Wednesday, September 15, 2004

French culture

The French now have a translation of the 9/11 Commission report, according to Le Figaro.

Monday evening (13 Sep), TV had an interview with an Iranian woman Chahdortt Djavann, author of Que pense Allah de l'Europe ? She seems to be a militant laïciste, strongly opposed to le voile, seeing it as a flag of the islamists. I'm still not convinced that women who wear it are forced to, or that it's the role of the French state to force them not to wear it. Review here (fairelejour - pour la défense des libertés).

I could also have seen a French version (warning :big pdf) of The Hamburg Cell, if I hadn't gone out for a meal. This was on Channel 4 a couple of weeks ago (recorded but not yet seen it).

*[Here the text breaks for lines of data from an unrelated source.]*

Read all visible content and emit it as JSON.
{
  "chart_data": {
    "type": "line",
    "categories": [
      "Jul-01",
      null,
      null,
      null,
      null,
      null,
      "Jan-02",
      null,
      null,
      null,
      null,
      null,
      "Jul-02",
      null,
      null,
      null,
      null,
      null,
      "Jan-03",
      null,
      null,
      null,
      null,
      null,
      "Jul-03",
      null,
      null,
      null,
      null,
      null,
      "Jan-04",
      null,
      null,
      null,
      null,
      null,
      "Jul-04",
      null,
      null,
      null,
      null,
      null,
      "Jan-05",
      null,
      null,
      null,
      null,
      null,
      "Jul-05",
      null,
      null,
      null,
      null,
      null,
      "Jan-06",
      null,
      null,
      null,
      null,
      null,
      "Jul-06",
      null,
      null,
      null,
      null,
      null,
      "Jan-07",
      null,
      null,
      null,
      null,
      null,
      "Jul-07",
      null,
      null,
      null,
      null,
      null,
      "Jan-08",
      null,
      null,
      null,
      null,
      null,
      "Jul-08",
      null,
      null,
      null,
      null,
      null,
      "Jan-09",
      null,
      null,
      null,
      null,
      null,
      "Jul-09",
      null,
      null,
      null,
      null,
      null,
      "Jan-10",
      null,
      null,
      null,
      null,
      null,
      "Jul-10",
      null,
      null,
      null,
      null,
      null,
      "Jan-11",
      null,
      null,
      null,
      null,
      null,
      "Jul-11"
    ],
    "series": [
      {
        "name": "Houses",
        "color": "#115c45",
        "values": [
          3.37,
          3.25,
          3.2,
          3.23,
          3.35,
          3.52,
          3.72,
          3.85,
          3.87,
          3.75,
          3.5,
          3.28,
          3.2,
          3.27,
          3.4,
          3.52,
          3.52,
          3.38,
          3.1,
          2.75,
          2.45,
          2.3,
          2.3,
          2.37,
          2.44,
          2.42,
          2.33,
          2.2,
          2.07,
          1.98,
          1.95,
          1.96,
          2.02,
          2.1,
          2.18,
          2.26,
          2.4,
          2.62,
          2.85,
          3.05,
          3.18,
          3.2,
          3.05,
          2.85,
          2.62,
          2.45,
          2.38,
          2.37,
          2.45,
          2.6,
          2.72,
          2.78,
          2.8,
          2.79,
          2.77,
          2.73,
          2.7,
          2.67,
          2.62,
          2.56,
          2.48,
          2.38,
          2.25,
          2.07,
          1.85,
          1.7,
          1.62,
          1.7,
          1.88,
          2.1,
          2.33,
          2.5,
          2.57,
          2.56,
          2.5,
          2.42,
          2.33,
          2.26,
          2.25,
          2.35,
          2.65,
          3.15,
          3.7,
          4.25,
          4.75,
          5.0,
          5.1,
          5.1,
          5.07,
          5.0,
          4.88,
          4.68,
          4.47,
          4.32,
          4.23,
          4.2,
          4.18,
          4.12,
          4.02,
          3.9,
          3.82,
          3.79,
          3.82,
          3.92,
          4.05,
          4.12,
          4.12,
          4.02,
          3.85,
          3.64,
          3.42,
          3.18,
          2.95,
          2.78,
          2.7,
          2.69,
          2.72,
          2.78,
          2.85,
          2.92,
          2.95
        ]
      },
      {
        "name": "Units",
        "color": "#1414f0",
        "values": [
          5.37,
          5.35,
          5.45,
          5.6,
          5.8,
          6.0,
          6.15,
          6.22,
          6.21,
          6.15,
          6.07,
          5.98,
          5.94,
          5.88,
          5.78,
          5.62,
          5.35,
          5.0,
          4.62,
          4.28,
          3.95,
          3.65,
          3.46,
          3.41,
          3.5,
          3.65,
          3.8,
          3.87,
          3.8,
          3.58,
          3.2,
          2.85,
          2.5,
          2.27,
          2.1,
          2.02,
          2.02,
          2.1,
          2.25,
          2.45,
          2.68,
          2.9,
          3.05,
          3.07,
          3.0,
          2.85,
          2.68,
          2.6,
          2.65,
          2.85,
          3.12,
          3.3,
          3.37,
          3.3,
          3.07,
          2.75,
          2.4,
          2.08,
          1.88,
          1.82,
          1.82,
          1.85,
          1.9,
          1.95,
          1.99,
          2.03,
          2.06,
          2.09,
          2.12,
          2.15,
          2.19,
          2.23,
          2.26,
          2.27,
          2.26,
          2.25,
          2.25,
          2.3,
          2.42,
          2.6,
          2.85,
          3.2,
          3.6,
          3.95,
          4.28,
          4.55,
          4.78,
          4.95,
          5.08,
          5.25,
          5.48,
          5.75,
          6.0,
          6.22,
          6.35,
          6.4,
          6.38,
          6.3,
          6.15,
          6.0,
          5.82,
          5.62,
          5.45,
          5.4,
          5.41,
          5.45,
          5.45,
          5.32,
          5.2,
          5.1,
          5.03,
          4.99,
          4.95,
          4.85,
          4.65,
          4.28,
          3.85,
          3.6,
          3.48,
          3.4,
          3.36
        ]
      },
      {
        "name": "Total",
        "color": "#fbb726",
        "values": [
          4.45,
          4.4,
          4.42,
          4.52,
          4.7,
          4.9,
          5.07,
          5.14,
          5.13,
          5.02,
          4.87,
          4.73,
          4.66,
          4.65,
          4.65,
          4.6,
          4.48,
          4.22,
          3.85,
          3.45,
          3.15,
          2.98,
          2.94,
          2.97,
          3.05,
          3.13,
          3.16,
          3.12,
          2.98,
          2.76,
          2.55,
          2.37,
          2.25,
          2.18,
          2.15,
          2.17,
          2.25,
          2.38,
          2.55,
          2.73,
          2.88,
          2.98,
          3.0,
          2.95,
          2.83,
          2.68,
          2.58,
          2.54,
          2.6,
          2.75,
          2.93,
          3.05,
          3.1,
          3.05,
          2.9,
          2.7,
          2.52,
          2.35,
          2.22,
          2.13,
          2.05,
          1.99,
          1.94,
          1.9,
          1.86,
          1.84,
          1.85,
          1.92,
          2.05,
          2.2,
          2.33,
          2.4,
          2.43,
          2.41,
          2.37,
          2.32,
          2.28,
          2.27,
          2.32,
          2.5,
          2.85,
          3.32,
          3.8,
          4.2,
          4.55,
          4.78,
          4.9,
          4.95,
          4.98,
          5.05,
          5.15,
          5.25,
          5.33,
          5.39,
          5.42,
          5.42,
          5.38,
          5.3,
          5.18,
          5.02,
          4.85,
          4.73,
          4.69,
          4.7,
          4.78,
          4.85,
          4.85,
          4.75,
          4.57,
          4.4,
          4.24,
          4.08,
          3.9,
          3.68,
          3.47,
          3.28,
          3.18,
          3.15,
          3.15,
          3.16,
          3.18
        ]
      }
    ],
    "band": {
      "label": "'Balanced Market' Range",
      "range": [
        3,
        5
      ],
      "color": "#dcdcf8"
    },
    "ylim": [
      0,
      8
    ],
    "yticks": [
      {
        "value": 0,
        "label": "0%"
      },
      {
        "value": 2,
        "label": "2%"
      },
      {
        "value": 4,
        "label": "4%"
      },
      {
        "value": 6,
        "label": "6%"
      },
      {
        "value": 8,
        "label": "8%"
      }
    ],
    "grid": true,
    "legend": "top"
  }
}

Back to those 2 books, they were both on sale at a quite good bookshop at Charles de Gaulle airport (T2) - nice to see a section entitled essais. I didn't buy either, but was more tempted by Qui a tué Daniel Pearl ? (20 Euros) or even by a pocket-sized copy of Racine's Phèdre (2.30). I remember trying to find one of those after a BBC Radio 3 broadcast in summer 2000 of a version of it translated into modern American by Paul Schmidt. I can't analyze why that play made such an impact on me. Maybe it was just the brilliance of the rendering into contemporary language, but it seemed like a new play in its own right, though it followed the structure of the French play quite closely. Racine's play is based on Euripides' Hippolytus and some scenes are an almost exact copy. Maybe it just innoculated me a bit against the anti-Americanism that seems to have become an intellectual near-orthodoxy in the last 3 years.

In the end, I didn't buy anything, deciding that I needed not something else to read, but a congenial place to read all the other things on my 'laptop' (including the 9/11 Commission report in English) . I forgot there was a bar near the departure gate. By the time I got there, it was only 20 minutes before boarding time. Still, I've got both Le Figaro and Le Monde to read. Le Monde Économique is a real treat to look forward to. This time they've got a look at the complexities of the 35-hour week. This is the kind of in-depth analysis of economic and social issues that we seem to get less and less of in our so-called liberal/left papers like The Guardian and The Independent, even less so now that they are so preoccupied with their anti-Iraq war agenda.

Correction : it's Le Monde Économie, stupid.